The judge's decision came in a ruling today. Also summonsed to court under investigation are three experts from the community of Madrid: Isabelino Baños Fernández, Mariano José Sanz Piñar and Alicio de la Heras Rodríguez. The four will be questioned having been previously responsible for the project's financial and contractual development.

The judge is investigating contracts worth 355.5 million euros (£304 million; $404 million), of which 324.7 million was for building contracts. The plan had been to bring together the main legal institutions based in Madrid in one place. 91.7 million euros of this money was paid, despite only one building being built: the Institute of Legal Medicine.

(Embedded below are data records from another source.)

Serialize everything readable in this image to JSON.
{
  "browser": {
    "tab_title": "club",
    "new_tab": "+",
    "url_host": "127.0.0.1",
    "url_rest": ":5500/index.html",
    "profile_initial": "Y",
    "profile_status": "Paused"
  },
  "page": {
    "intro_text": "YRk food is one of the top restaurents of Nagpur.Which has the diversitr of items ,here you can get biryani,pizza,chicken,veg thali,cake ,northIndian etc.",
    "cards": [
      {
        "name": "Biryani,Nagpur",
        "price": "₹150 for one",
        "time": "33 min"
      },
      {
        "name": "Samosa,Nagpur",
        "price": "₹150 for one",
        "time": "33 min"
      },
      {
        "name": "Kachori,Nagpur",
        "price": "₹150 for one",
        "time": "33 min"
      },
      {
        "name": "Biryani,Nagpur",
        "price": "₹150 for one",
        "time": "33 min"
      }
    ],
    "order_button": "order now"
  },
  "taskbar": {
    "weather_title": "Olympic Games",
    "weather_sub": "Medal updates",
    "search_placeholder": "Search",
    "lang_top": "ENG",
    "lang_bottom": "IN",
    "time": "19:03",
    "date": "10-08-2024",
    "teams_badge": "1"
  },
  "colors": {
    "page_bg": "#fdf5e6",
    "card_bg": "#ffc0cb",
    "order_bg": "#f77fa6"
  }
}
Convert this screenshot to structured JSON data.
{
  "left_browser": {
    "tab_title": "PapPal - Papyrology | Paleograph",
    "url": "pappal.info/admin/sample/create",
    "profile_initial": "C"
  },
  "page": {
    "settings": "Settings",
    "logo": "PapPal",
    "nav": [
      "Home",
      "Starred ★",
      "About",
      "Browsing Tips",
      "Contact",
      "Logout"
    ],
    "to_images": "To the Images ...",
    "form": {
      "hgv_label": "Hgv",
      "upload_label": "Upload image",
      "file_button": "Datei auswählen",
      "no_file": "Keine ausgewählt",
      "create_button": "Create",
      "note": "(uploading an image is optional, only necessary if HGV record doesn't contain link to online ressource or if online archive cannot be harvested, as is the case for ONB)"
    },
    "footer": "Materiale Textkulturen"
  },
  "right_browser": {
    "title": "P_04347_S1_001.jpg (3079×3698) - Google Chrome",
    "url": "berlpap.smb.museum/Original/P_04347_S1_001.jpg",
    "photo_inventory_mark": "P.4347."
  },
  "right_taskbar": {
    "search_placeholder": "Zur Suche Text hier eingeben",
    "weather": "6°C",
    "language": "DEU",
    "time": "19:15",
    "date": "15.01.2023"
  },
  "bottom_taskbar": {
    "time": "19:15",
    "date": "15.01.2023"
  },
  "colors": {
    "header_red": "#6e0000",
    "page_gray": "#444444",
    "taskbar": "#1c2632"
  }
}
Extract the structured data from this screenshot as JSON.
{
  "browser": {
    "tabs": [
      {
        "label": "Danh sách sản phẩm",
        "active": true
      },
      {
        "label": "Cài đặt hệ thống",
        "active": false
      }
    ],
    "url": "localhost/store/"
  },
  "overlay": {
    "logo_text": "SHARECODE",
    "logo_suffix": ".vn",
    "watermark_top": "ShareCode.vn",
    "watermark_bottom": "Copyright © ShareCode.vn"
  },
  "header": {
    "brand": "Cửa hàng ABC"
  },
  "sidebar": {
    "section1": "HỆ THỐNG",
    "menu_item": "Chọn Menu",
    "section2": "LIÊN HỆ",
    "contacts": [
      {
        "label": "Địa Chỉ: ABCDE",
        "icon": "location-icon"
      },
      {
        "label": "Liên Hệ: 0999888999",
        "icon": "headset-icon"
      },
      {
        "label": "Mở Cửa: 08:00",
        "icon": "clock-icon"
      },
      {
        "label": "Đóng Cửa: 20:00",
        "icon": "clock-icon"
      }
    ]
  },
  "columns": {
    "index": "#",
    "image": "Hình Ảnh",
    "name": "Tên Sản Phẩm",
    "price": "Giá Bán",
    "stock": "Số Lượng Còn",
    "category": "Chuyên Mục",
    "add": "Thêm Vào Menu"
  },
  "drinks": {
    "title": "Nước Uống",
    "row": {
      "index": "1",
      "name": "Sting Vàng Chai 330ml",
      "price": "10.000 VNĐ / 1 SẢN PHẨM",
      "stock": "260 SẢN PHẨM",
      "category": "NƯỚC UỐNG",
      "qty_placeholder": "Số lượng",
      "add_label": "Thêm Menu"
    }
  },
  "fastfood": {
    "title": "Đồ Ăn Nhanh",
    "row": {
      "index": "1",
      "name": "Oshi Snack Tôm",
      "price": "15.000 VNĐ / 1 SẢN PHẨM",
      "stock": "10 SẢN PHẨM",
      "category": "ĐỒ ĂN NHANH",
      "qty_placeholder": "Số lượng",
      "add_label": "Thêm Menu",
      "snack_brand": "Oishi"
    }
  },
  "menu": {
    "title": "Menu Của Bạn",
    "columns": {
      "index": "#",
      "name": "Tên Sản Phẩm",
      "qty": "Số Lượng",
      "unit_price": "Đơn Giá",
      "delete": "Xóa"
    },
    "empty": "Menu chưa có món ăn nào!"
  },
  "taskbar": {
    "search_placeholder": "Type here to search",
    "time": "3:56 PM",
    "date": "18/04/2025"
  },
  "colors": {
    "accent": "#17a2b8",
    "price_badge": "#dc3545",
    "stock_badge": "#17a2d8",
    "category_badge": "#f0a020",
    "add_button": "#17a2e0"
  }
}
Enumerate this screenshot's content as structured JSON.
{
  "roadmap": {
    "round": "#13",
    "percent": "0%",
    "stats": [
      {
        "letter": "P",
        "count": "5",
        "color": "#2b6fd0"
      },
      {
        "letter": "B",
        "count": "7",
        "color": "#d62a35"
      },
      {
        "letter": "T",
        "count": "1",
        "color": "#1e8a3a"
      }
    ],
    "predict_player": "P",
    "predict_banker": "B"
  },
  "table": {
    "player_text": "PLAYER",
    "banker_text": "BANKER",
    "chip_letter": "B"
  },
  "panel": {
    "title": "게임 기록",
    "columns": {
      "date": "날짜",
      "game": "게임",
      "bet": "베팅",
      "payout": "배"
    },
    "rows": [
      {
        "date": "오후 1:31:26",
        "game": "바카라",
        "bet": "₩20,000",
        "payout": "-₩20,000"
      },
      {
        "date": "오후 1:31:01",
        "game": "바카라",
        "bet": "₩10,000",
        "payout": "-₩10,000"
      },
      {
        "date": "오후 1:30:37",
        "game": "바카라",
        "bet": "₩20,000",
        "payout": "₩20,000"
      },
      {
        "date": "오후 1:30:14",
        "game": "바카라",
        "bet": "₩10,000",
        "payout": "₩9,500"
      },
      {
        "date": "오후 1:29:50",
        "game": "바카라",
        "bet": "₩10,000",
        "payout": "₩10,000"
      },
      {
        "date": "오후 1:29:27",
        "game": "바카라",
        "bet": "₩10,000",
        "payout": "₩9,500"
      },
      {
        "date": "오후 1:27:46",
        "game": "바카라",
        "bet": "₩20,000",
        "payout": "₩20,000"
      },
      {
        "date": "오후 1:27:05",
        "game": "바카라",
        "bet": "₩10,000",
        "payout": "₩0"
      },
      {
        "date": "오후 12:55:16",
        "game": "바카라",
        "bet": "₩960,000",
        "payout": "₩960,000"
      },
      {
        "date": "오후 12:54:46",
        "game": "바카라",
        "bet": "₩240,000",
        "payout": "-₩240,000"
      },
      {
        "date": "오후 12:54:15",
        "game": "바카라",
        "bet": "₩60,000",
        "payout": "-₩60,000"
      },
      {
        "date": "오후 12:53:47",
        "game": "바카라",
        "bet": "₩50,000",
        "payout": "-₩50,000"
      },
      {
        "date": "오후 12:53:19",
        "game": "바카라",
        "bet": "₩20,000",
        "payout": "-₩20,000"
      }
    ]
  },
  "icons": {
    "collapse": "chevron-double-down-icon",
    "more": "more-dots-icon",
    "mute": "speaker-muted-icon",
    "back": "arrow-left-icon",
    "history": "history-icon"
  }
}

According to de la Mata, who is investigating charges of misuse of public funds, malfeasance and influence peddling among others, "the Madrid Justice Campus company didn't follow any criteria of economic-organisational rationality" and presented "a clear imbalance which was demonstrated in the existence of a powerful sphere of managerial staff and an extremely weak staff infrastructure".

Alfredo Prada

Prada was named by Pablo Casado when he became the leader of the PP last summer to head the party's Public Position Office, a body dedicated to detecting corrupt practices within the party. As it happens, he had been one of Casado's political patrons, and had even given him his first paycheck as a parliamentary adviser in the community of Madrid's justice ministry.